Royapuram railway station is a railway station at Royapuram, on the Chennai Beach–Arakkonam section of the Chennai Suburban Railway network in Chennai, India. It is one of the oldest railway station currently operational in India (the original structures of the two older stations, Bombay and Thane, are no longer operational) and the first railway station of South India. The first train of South India started operating in June 1856 from Royapuram railway station. The station also remained the headquarters of the Madras and Southern Mahratta Railway till 1922, when the headquarters was shifted to Egmore. Since the original structures of Bombay and Thane stations no longer exist, Royapuram station remains the oldest railway station in the entire subcontinent.
Southern Railway’s electric loco shed in Royapuram is getting a major facelift that is expected to raise quality of maintenance of various classes of locomotives used for express trains and bring down timelines for periodic overhaul of the engines.

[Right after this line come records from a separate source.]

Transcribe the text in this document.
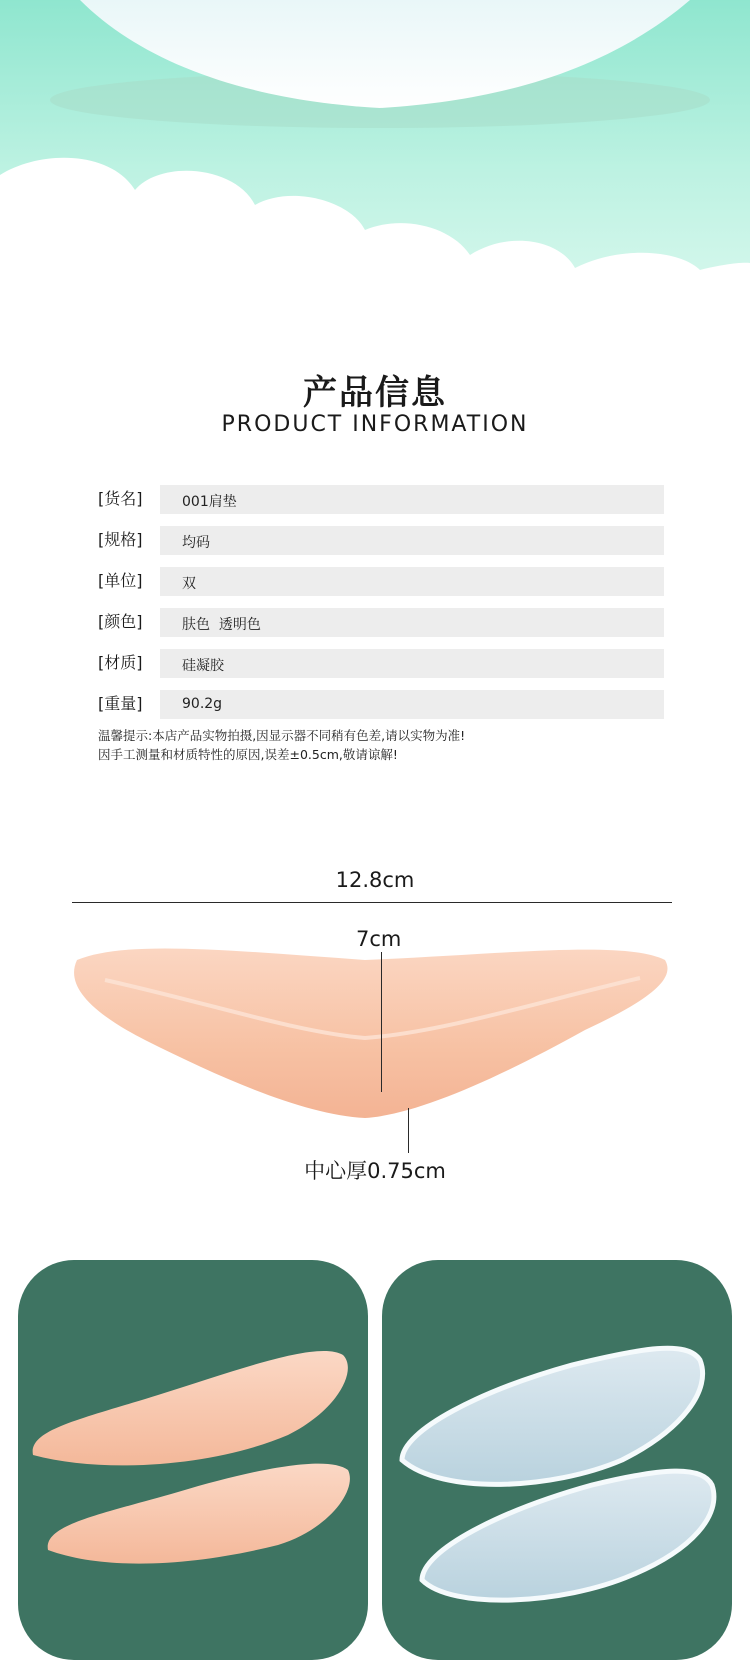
产品信息
PRODUCT INFORMATION
[货名]	001肩垫
[规格]	均码
[单位]	双
[颜色]	肤色  透明色
[材质]	硅凝胶
[重量]	90.2g
温馨提示:本店产品实物拍摄,因显示器不同稍有色差,请以实物为准!
因手工测量和材质特性的原因,误差±0.5cm,敬请谅解!
12.8cm
7cm
中心厚0.75cm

Though the electric loco shed was initiated in 2007 with ambitious plans of turning it into a hub for maintenance of locomotives, the modernisation plan was slow in taking off in spite of increasing demand for electric locomotives.
The Royapuram facility is also only the third of its kind after the ones in Arakkonam (primarily freight locos) and Erode (passenger and goods locomotives).
On Friday, Kul Bhushan, Member (Electrical) of the Railway Board, is scheduled to launch facilities worth around Rs. 10 crore that will include cranes and modern lathes.
“The upgrade will considerably tone up preventive maintenance and annual overhaul works,” an official said. The Royapuram loco shed has a holding capacity of 75 locos that serve various categories of passenger trains, including the high-speed Rajdhani express services. Officials said the holding capacity would soon increase to 100 locos as timelines for maintenance could be virtually halved from a 30-day schedule.
The scaling up of facilities at Royapuram is in step with the Railway’s renewed emphasis on energy conservation and carbon footprint reduction that has led to electrification of railway lines and increasing adoption of electric traction as pollution free and energy efficient mode of transportation. The demand for electric locomotives is expected to spike further in the years ahead with Indian Railway’s Vision 2020 document envisaging electrification of 33,000 route kilometres at an approximate rate of adding about 1,300 route kilometres every year for the next few years.